Richard's been reading Steve Chalke
Recently I saw a clip of Richard Dawkins in which he berated the Christian teaching that due to one man's sin (Adam) all humanity became sinners which then required God to sacrifice his Son to redeem us. (Dawkins has clearly been reading too much Steve Chalke, or is it the other way round?). What an immoral doctrine, he raved. Why couldn't God just forgive? Why did he have to put Jesus through such torment?
Immoral or loving and wise?
From the outside, from a position of ignorance, I guess the cross may look strange. But a little unpacking reveals wisdom. Consider the following:
(1) Isn't it unfair that we are 'blamed' for and infected by something the one man Adam did? (No, because we also benefit from what one Other Man did.)
Perhaps we object to such a representative system because we westerners are so individualistic. We forget that all mankind is entwined at many levels. This is not theory but simple fact: a rogue nation far away acquires nuclear weapons and every nation in the world feels fear; atrocities in one country evoke both anger and sympathy across the world. Whether we like it or not or agree with it or not, mankind is a connected entity.
But back to Adam, "Isn't it unfair that something he did back then affects us all today?" "Isn't the federal head principle unjust?" Well, the principal can work for us as much as against us. Suppose you are a Japanese citizen in WW2 fearful that your city is the next one to be nuked - Hiroshima and Nagasaki have already been destroyed. Your only hope is that your federal head, Emperor Hirohito and his generals sue for peace. You personally as an individual have no power or authority in the face of such an enemy, but he does.You are very grateful for the 'federal head' principle.
In the same way, God employed the same principle to our great advantage when he sent his Son to rescue us from Adam's sin and our sin. One man suffered, many were saved. This now looks like wisdom rather than folly.
(2) But couldn't God just forgive our sins? (No, because he is just as well as loving.)

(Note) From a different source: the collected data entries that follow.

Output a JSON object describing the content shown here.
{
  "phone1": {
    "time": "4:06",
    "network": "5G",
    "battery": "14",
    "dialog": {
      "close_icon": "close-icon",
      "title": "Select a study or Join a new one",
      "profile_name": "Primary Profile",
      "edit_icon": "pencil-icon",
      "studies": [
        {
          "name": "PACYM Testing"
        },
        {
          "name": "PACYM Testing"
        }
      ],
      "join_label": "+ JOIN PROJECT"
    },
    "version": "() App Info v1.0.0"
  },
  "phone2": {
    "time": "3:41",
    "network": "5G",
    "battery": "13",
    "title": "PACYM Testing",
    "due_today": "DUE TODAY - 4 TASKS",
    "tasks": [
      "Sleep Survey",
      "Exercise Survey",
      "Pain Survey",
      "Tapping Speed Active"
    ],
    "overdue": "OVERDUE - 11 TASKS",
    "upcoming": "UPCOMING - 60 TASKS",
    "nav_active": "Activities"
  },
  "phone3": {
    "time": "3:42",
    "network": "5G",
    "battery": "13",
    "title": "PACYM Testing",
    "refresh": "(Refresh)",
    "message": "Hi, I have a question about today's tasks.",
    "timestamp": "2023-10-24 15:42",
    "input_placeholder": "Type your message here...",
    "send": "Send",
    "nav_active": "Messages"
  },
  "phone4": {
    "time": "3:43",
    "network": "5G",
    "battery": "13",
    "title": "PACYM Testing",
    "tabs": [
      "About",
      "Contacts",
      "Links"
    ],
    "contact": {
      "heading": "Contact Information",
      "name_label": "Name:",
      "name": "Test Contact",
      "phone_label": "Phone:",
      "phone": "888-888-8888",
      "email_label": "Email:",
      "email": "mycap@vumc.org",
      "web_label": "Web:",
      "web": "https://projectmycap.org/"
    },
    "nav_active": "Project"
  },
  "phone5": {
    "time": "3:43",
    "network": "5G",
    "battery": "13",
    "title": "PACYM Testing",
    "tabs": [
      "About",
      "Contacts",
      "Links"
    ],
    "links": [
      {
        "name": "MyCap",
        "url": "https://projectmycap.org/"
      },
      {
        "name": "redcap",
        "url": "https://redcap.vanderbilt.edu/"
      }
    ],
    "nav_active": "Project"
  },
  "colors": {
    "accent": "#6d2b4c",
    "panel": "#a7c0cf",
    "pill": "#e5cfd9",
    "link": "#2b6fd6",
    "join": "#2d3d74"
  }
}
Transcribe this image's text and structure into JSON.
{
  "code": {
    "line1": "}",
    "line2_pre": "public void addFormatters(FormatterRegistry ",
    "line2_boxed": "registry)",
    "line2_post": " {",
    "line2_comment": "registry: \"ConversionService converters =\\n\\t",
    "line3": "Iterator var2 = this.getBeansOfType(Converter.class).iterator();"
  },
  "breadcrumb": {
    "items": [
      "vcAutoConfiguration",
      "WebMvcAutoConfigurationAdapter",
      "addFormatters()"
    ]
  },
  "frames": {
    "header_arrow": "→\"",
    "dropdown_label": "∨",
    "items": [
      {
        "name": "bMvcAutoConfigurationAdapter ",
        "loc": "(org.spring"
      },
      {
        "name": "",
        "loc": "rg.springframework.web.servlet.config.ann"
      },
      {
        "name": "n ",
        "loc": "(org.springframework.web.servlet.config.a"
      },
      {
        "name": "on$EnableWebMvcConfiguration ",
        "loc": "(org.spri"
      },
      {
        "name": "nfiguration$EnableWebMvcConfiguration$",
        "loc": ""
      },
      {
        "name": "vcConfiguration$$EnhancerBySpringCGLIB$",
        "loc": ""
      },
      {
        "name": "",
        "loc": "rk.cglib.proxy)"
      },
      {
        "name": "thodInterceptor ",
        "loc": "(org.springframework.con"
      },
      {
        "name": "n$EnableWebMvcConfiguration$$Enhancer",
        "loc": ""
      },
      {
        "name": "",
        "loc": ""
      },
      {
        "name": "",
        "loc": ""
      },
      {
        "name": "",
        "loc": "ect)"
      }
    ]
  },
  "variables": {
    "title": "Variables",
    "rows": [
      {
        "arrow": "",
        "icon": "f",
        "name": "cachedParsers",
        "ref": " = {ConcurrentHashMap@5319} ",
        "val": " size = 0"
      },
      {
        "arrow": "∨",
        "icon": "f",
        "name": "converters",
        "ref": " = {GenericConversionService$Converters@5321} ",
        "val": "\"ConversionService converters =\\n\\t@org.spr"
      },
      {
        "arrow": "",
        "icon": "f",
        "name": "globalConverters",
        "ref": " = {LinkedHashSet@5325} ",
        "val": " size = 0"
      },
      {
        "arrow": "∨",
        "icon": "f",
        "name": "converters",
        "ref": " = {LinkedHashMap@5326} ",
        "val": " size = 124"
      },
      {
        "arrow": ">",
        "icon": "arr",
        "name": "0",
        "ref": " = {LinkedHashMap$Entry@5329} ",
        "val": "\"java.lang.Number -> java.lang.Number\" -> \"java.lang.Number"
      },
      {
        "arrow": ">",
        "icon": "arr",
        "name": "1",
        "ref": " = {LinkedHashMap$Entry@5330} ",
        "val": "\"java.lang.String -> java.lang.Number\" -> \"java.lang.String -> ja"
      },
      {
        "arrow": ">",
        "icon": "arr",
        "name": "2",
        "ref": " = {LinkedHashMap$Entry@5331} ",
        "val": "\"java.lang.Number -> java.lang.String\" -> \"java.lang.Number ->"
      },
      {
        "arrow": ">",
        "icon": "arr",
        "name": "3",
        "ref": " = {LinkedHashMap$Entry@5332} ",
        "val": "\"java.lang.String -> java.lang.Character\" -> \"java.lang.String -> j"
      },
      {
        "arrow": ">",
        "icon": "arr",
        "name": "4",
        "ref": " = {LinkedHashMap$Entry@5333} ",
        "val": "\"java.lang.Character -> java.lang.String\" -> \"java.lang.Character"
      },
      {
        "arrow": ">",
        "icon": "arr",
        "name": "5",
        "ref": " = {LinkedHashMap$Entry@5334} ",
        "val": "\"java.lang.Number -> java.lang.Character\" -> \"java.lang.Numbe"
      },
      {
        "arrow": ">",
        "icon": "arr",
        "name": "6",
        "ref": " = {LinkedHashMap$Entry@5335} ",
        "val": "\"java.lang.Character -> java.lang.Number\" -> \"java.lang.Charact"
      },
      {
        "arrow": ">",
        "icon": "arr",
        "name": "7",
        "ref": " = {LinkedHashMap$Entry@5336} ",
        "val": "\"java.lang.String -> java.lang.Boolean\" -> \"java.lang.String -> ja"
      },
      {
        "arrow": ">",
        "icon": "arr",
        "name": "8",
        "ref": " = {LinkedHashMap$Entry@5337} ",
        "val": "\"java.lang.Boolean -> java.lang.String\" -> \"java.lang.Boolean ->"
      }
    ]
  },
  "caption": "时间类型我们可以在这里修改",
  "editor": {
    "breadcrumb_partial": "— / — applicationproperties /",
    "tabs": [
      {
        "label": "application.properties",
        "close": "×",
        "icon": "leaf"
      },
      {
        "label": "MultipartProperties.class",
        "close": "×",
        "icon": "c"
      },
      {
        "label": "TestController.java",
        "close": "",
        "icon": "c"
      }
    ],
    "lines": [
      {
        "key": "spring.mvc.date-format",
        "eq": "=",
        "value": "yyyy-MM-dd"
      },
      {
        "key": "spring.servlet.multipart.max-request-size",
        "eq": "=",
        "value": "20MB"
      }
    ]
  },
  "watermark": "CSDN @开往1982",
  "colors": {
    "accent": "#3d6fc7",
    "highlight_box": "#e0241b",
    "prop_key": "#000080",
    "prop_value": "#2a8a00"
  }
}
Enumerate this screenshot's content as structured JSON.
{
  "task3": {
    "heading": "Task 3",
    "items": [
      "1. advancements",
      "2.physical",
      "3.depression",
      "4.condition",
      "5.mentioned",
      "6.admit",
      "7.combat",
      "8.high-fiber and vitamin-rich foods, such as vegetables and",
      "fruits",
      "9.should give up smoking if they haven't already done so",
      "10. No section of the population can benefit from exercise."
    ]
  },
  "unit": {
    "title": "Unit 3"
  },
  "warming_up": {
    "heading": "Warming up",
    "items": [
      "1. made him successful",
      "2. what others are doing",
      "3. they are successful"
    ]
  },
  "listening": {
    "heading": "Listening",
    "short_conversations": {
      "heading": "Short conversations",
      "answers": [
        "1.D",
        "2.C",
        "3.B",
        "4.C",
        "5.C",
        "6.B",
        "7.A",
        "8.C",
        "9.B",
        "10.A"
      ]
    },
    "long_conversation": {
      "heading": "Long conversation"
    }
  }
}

Why did he have to sacrifice his Son? Again, there are good reasons. God cannot just forgive sin; for he is a Just God as well as a loving and merciful one. Imagine every human court in history after every guilty verdict has been served saying to every criminal "you are forgiven, you are free." Human justice would be outraged, not to mention the righteous justice of the victims. Something even within us understands that evil should be punished. Yes this justice is sometimes mixed with unholy vengeance, but when you distill the vengeance out, a pure sense of justice remains. And this is rooted in an understanding of right and wrong and the ability of human beings to know the difference and an amount of free will to not murder, steal and destroy: a sense of justice is part of what it means to be human.
Ramped up a billion times, God, the Judge of the Universe cannot overlook evil. To do so would make him unjust, and that he cannot do. It's against his nature. To do so would make him a capricious God able to do just whatever, and God cannot do whatever, he has to be true to his nature: justice flows out of his character.
This is where love comes in. Since God has to serve justice, he could have served it in us, and then we would be doomed! But in his mercy and love he sent his Son - who willingly came out of love - to die in our place.
All of this makes eminent sense, but it is a wisdom from on high, which is probably foolishness to the world. Christians frankly cannot expect the world to understand or accept these things. They are foolishness to those without the Spirit of God, but the wisdom and power of God to those who believe.